Еще Горький напишет о нем: «Маленький человечек, весь связанный из каких-то очень крепких, глубоко земных корней… Некий очень древний человек и как бы хозяин всего округа – хозяин и создатель, прибывший после столетней отлучки в свое, им созданное хозяйство… Он ходит по дорогам и тропинкам скорой, спешной походкой умелого испытателя земли и острыми глазами, от которых не скроется ни один камень и ни единая мысль, смотрит, измеряет, щупает, сравнивает. И разбрасывает вокруг себя живые зерна неукротимой мысли».
Толстой не смог обратить в свою веру Горького, который, познакомившись с писателем в 1900 году, писал Чехову: «Лев Толстой людей не любит, нет. Он судит их только, и судит жестоко, очень уж страшно. Не нравится мне его суждение о Боге. Какой это Бог? Это частица графа Льва Толстого, а не Бог, тот Бог, без которого жить людям нельзя. Говорит он, Л[ев] Н[иколаевич], про себя: „Я анархист“. Отчасти – да. Но, разрушая одни правила, он строит другие, столь же суровые для людей, столь же тяжелые, – это не анархизм, а губернаторство какое-то».

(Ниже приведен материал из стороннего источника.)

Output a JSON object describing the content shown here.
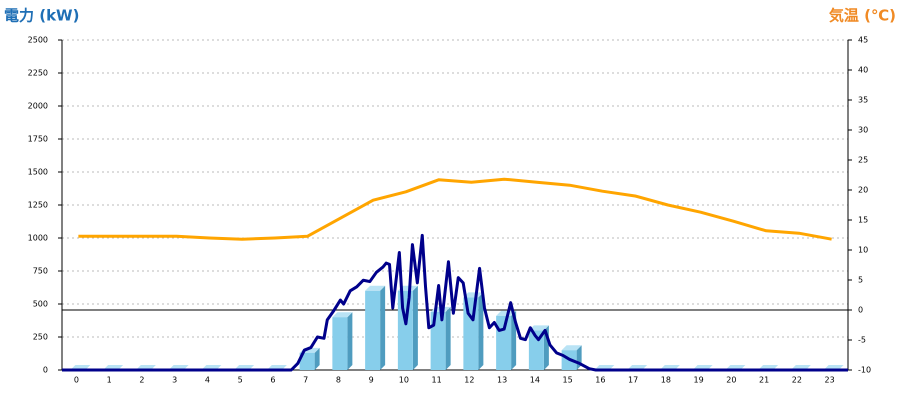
{
  "chart_data": {
    "type": "combo",
    "left_title": "電力 (kW)",
    "right_title": "気温 (℃)",
    "categories": [
      "0",
      "1",
      "2",
      "3",
      "4",
      "5",
      "6",
      "7",
      "8",
      "9",
      "10",
      "11",
      "12",
      "13",
      "14",
      "15",
      "16",
      "17",
      "18",
      "19",
      "20",
      "21",
      "22",
      "23"
    ],
    "ylim": [
      0,
      2500
    ],
    "yticks": [
      0,
      250,
      500,
      750,
      1000,
      1250,
      1500,
      1750,
      2000,
      2250,
      2500
    ],
    "y2lim": [
      -10,
      45
    ],
    "y2ticks": [
      -10,
      -5,
      0,
      5,
      10,
      15,
      20,
      25,
      30,
      35,
      40,
      45
    ],
    "grid": true,
    "series": [
      {
        "type": "bar",
        "color": "#87ceeb",
        "values": [
          0,
          0,
          0,
          0,
          0,
          0,
          0,
          130,
          400,
          600,
          600,
          440,
          550,
          410,
          300,
          150,
          0,
          0,
          0,
          0,
          0,
          0,
          0,
          0
        ]
      },
      {
        "type": "line",
        "color": "#00008b",
        "x": [
          -0.5,
          6.5,
          6.7,
          6.9,
          7.1,
          7.3,
          7.5,
          7.6,
          7.8,
          8.0,
          8.1,
          8.3,
          8.5,
          8.7,
          8.9,
          9.1,
          9.3,
          9.4,
          9.5,
          9.6,
          9.8,
          9.9,
          10.0,
          10.1,
          10.2,
          10.35,
          10.5,
          10.6,
          10.7,
          10.85,
          11.0,
          11.1,
          11.3,
          11.45,
          11.6,
          11.75,
          11.9,
          12.05,
          12.25,
          12.4,
          12.55,
          12.7,
          12.85,
          13.0,
          13.2,
          13.35,
          13.5,
          13.65,
          13.8,
          13.95,
          14.05,
          14.25,
          14.4,
          14.6,
          14.8,
          15.0,
          15.3,
          15.6,
          15.8,
          23.5
        ],
        "values": [
          0,
          0,
          50,
          150,
          170,
          250,
          240,
          380,
          450,
          530,
          500,
          600,
          630,
          680,
          670,
          740,
          780,
          810,
          800,
          470,
          890,
          470,
          350,
          550,
          950,
          660,
          1020,
          630,
          320,
          340,
          640,
          380,
          820,
          430,
          700,
          660,
          430,
          380,
          770,
          470,
          320,
          360,
          300,
          310,
          510,
          360,
          240,
          230,
          320,
          260,
          230,
          300,
          190,
          130,
          110,
          80,
          50,
          10,
          0,
          0
        ]
      },
      {
        "type": "line",
        "axis": "y2",
        "color": "#ffa500",
        "values": [
          12.3,
          12.3,
          12.3,
          12.3,
          12,
          11.8,
          12,
          12.3,
          15.3,
          18.3,
          19.7,
          21.7,
          21.3,
          21.8,
          21.3,
          20.8,
          19.8,
          19,
          17.5,
          16.3,
          14.8,
          13.2,
          12.8,
          11.8
        ]
      }
    ]
  }
}
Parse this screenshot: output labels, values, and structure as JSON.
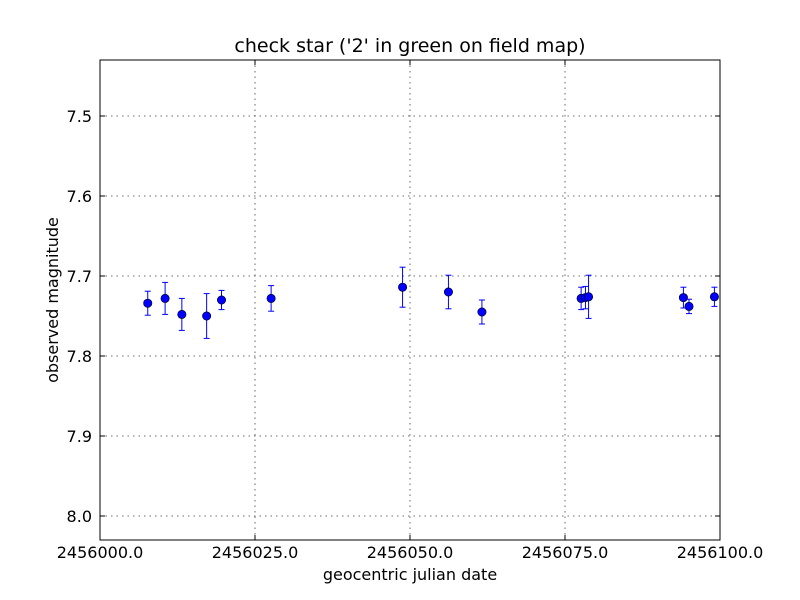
{
  "chart_data": {
    "type": "scatter",
    "title": "check star ('2' in green on field map)",
    "xlabel": "geocentric julian date",
    "ylabel": "observed magnitude",
    "xlim": [
      2456000.0,
      2456100.0
    ],
    "ylim": [
      8.03,
      7.43
    ],
    "y_inverted": true,
    "grid": true,
    "xticks": [
      2456000.0,
      2456025.0,
      2456050.0,
      2456075.0,
      2456100.0
    ],
    "xtick_labels": [
      "2456000.0",
      "2456025.0",
      "2456050.0",
      "2456075.0",
      "2456100.0"
    ],
    "yticks": [
      7.5,
      7.6,
      7.7,
      7.8,
      7.9,
      8.0
    ],
    "ytick_labels": [
      "7.5",
      "7.6",
      "7.7",
      "7.8",
      "7.9",
      "8.0"
    ],
    "marker_color": "#0000ff",
    "errorbar_color": "#0000ff",
    "series": [
      {
        "x": [
          2456007.7,
          2456010.5,
          2456013.2,
          2456017.2,
          2456019.6,
          2456027.6,
          2456048.8,
          2456056.2,
          2456061.6,
          2456077.6,
          2456078.3,
          2456078.8,
          2456094.1,
          2456095.0,
          2456099.1
        ],
        "y": [
          7.734,
          7.728,
          7.748,
          7.75,
          7.73,
          7.728,
          7.714,
          7.72,
          7.745,
          7.728,
          7.727,
          7.726,
          7.727,
          7.738,
          7.726
        ],
        "yerr": [
          0.015,
          0.02,
          0.02,
          0.028,
          0.012,
          0.016,
          0.025,
          0.021,
          0.015,
          0.014,
          0.014,
          0.027,
          0.013,
          0.009,
          0.012
        ]
      }
    ]
  }
}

Позже делился с Короленко, что нет человека, более достойного, чем Толстой, считаться гением, более сложного, противоречивого, вызывающего восхищение. Говорил, что это человек-человечество. Но отталкивает его от этого человека упрямое, деспотичное стремление Льва Николаевича превратить жизнь графа Льва Толстого в жизнь преподобного отца Льва. Он готовится пострадать не для того, чтобы узнать силу своей воли, а исключительно чтобы придать вес своему учению, осветить его в глазах всего мира мучением, заставить людей разделить его мысли.